Ting - 2005 - A limited set of muscle synergies for force control during a postural task

Citation

Ting LH, Macpherson JM. A limited set of muscle synergies for force control during a postural task. J Neurophysiol. 2005 January; 93(1): 609–613. DOI

10 Word Summary

Synergies are muscle group primitives for endpoint force in cats.

Abstract

Recently developed computational techniques have been used to reduce muscle activation patterns of high complexity to a simple synergy organization and to bring new insights to the long-standing degrees of freedom problem in motor control. We used a nonnegative factorization approach to identify muscle synergies during postural responses in the cat and to examine the functional significance of such synergies for natural behaviors. We hypothesized that the simplification of neural control afforded by muscle synergies must be matched by a similar reduction in degrees of freedom at the biomechanical level.
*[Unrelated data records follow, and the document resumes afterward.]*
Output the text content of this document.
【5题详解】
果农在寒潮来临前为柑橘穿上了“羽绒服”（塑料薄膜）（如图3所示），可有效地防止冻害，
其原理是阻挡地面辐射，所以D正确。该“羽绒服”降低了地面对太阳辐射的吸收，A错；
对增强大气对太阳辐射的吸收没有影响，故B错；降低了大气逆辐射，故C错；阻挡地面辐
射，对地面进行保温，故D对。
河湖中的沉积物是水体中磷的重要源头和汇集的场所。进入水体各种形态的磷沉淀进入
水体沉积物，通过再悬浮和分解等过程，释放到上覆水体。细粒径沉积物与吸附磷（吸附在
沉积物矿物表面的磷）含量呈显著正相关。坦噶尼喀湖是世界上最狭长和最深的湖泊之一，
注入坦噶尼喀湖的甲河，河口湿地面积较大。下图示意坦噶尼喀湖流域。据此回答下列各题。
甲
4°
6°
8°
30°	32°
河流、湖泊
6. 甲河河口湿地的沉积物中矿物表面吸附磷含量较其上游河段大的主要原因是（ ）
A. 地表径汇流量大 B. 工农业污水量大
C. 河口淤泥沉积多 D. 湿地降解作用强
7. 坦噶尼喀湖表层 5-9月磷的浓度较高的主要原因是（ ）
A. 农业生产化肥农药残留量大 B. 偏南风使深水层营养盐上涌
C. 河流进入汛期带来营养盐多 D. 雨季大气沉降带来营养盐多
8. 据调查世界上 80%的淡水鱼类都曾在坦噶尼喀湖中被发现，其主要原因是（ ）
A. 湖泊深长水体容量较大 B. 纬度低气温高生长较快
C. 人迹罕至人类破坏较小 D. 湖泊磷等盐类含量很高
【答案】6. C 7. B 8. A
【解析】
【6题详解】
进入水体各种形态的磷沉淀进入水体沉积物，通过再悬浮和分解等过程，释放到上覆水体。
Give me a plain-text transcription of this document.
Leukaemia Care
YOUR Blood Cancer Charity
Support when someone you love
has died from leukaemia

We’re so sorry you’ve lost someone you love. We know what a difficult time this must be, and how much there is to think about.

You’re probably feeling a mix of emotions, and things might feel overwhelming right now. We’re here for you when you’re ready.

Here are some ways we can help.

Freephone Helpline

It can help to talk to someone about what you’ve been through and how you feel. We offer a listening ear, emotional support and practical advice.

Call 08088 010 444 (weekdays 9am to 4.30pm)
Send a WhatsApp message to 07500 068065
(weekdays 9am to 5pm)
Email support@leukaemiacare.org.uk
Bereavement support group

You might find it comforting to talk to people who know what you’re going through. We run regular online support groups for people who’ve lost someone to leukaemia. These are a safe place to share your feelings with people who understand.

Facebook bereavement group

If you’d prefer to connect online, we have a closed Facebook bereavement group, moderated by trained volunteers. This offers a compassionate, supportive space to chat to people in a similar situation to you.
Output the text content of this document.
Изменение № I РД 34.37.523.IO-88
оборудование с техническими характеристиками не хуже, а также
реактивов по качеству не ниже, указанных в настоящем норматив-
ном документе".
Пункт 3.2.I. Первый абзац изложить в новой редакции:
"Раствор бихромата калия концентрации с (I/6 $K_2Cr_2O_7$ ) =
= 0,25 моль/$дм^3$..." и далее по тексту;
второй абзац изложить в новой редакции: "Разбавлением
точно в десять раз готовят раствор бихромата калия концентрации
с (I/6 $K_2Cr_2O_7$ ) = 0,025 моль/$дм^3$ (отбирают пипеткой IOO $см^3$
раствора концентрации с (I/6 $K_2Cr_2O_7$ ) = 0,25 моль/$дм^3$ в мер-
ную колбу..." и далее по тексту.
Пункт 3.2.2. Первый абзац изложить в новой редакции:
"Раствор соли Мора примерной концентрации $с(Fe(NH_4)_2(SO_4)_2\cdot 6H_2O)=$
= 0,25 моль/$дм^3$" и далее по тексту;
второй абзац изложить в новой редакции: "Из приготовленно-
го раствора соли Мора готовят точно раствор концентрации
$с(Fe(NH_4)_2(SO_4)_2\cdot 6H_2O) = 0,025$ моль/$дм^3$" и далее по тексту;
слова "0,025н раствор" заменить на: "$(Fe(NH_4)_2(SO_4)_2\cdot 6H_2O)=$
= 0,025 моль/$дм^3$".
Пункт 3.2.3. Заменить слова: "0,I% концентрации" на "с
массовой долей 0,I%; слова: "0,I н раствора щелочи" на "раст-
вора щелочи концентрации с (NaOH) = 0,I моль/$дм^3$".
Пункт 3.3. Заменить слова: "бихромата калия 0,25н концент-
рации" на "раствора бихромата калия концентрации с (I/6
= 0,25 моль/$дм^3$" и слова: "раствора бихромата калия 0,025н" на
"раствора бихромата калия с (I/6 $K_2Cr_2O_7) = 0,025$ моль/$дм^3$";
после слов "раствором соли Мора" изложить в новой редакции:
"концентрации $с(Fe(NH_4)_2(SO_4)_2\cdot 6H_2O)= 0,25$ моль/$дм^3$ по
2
Electromyographic data were recorded from 8-15 hindlimb muscles of cats exposed to 16 directions of support surface translation. Results showed that as few as four synergies could account for >95% of the automatic postural response across all muscles and all directions. Each synergy was activated for a specific set of perturbation directions, and moreover, each was correlated with a unique vector of endpoint force under the limb. We suggest that, within the context of active balance control, postural synergies reflect a neural command signal that specifies endpoint force of a limb.

Notes

    • Active balance control in cats shows synergies that correlate to endpoint forces of the limb.
    • What is the biomechanical significance of a synergy?
    • Possible typo in the methods section about the EMG filtering?
    • APR at 60-135 ms after platform onset. Active force 120-195 ms after platform onset (60 ms later than APR)
    • Does gradient search (fmincon) have any problems with NNMF?
    • Why four synergies?
      • W1 = downward and outward force = extensors of hip, knee and ankle = max@220°
      • W2 = upward and inward force = flexors of hip, knee and ankle = max@80°
      • W3 = lateral force = biarticular thigh muscles (hamstrings) = max@180°
      • W4 = not correlated with endpoint force = biarticular thigh muscles (quads) = max@290°
    • Directional tuning coefficients don't appear to match between Fig 2 and text. Why?